11 a.m.

11 a.m. (Yeolhansi)(2013) 

IMDb meta-data is runtime 1 hour and 39 minutes, rated 5.6 by 493 cinematizens 

Genre: Sy Fy: Species: Time Travel.

DNA: Korean, South.

Verdict: Kaboom!

Tagline: Trans-genre!

In the not too distant future a group of very young researchers in a deep-sea laboratory work on a time machine.  (Someone should have told them about clocks.)  The lab is astride a Blue Hole near the Marshall Islands because gravity in a Blue Hole ‘behaves differently.’ (So much for science.) The project is funded by a Russian oligarch in a wheel chair.  

(1) Contrary to one reviewer, the Marshall Islands are in the middle of the Pacific, no where near Belize in Central America. (2) Is the duty free shopping in the sovereign micro-state of the Republic of the Marshall Islands (Pop. 58,500) good?  (3) Why is a Russian funding SOUTH Koreans?  What do NORTH Koreans think of that? 

The Russian wants to send them into the future to bring back a cure for wheelchairitis. The lab is expensive and the Russian may have a hidden agenda, hidden at least from the subtitles. The scientists isolated in the lab look like four high school students and two teachers who all seem self-conscious about the age difference among them.  

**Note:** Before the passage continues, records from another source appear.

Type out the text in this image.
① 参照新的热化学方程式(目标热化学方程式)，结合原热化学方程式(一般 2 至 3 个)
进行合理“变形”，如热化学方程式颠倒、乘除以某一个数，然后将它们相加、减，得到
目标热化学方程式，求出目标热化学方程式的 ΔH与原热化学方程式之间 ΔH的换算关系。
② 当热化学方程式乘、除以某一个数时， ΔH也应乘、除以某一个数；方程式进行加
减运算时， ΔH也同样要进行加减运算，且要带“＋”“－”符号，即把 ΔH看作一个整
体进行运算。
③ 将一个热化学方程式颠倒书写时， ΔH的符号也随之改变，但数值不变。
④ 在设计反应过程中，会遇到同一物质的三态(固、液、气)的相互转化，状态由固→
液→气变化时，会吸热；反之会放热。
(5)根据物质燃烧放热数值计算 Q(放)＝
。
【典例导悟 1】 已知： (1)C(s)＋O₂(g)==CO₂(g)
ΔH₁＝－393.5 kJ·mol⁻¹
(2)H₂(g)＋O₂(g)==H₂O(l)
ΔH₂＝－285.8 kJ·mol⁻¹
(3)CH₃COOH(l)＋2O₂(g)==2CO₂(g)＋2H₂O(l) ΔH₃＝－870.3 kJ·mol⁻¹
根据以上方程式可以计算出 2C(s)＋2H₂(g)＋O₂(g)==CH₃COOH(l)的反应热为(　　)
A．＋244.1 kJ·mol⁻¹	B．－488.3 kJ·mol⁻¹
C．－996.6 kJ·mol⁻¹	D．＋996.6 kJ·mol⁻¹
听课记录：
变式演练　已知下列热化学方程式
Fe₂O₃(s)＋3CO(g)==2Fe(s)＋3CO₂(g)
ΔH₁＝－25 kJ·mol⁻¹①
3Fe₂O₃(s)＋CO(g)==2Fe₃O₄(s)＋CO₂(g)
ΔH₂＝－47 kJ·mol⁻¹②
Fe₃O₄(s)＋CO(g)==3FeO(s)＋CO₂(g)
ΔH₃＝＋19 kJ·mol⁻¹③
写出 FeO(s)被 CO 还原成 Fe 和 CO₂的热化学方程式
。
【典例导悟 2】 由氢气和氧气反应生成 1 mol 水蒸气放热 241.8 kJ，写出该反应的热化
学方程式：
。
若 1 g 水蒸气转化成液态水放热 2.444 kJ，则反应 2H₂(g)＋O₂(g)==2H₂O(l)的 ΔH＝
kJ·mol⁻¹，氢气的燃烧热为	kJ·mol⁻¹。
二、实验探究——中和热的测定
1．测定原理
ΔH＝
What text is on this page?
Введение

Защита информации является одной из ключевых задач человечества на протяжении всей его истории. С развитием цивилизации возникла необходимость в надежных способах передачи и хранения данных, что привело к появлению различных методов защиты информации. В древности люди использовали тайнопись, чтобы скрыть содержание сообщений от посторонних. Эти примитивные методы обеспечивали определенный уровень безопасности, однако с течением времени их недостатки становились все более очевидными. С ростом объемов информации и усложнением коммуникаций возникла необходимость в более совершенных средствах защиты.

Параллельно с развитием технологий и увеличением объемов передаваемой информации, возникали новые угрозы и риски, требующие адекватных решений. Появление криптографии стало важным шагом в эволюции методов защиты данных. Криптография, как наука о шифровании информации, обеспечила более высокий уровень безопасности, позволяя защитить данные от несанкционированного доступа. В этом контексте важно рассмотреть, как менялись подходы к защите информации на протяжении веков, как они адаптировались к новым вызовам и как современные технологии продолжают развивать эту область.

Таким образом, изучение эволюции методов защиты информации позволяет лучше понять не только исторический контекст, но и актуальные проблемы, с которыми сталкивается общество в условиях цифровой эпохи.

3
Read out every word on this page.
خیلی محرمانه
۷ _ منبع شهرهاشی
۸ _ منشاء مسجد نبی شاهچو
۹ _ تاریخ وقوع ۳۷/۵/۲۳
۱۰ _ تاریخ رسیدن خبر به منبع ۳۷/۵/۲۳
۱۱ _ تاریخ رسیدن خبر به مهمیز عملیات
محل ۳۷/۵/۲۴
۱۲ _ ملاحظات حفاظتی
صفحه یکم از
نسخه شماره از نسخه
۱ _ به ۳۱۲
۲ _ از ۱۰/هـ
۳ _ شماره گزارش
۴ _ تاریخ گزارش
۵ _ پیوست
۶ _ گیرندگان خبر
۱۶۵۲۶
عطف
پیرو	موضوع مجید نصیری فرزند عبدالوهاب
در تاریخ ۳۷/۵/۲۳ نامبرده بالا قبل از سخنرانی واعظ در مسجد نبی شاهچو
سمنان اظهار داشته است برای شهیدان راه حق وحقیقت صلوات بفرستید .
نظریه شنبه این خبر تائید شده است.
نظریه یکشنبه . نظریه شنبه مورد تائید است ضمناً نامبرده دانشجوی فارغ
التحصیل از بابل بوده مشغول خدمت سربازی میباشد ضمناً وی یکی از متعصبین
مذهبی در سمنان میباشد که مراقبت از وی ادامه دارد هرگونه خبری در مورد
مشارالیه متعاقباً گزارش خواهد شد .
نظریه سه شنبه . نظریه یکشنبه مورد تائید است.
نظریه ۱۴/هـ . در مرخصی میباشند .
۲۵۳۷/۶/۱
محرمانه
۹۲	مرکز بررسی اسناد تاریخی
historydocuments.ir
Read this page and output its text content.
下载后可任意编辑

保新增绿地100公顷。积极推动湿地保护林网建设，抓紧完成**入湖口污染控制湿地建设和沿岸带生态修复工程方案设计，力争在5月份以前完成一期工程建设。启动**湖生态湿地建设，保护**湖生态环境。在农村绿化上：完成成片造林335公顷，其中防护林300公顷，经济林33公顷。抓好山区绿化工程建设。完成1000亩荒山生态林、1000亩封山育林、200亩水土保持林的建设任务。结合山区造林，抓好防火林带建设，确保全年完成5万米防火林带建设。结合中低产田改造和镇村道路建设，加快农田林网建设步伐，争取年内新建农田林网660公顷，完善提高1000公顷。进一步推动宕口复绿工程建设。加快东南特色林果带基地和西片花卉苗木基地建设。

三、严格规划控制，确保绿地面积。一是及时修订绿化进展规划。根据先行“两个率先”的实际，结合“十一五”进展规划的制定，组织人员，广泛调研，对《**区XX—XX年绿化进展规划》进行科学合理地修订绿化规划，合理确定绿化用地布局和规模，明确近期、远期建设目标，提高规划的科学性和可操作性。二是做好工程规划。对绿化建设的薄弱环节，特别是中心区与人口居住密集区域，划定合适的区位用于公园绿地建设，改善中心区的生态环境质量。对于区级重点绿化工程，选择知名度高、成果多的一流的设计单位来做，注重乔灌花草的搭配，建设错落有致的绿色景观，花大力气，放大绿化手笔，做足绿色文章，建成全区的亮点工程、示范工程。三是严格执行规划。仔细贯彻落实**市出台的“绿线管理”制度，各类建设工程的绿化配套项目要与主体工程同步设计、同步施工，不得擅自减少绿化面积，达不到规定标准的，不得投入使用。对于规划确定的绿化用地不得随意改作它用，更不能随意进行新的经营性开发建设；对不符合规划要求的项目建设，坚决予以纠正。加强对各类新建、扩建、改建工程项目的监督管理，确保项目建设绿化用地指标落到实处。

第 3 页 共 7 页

Via a zoom meeting with no lag, no drop-out, no incomprehensible error message, no black screen, no loss of synchronisation, no nasal shots (see, it is fiction) the Russians gives the submerged Korean crew a deadline. They travel a minute into the future. BFD.* I do that every 60 seconds without spending a ruble. The Russki wants more or he wants his rubles back. So they try a desperate gamble on the as yet untested equipment to go for a 15-minute projection into the future. That would be enough for proof of concept, and in such a short space of time, what can go wrong? [Psst, check the script.]   

Two of them strap into the telephone box and the others push buttons. Everything gets convoluted after this and the genre changes from sort of Sy Fy to Total Disaster when the Kimchi hits the fan. 

Spoiler Alert! Go further at your own risk!

It takes a lot of energy to project that Tardis box and sending it off drains the tanks, then it returns with a mighty jolt that destroys the lab before the SSRN Seaview with Admiral Harriman could get there. 

The characters react in the way any well-trained, highly selected, wholly dedicated small elite group of individuals would do: they run amok, blame each other, blame Hillary, look for Hunter’s lap top, cry foul, eat canned food, smash computers which give the wrong answers, admire raging fires while keeping the sea water out, keep the sea water out while admiring the raging fires, inhale noxious chemicals while admiring the fire, recover from X-degree burns, beat up on each other with handy steel bars…this spectacle goes on at Hollywood length.  

They should have tried Joe’s cocktail shaker from As Time Goes By reviewed on this blog. 

The Ground Hog Day-repeated mayhem is as boring as it is exhausting to watch. None of the characters is developed enough to care about, despite an earlier scene of guitar strumming which was supposed to humanise one of the mannequins in the crew. It didn’t work. 

But maybe I missed the subtlety of it all. The version I watched had AI English subtitles with the dialogue dubbed in Russian over the Korean, a combination that distracted me.    

*All right, already when Joe Bogart time travelled back a minute from 10:26 it was a big deal in a small way. See As Time Goes By reviewed elsewhere on this blog.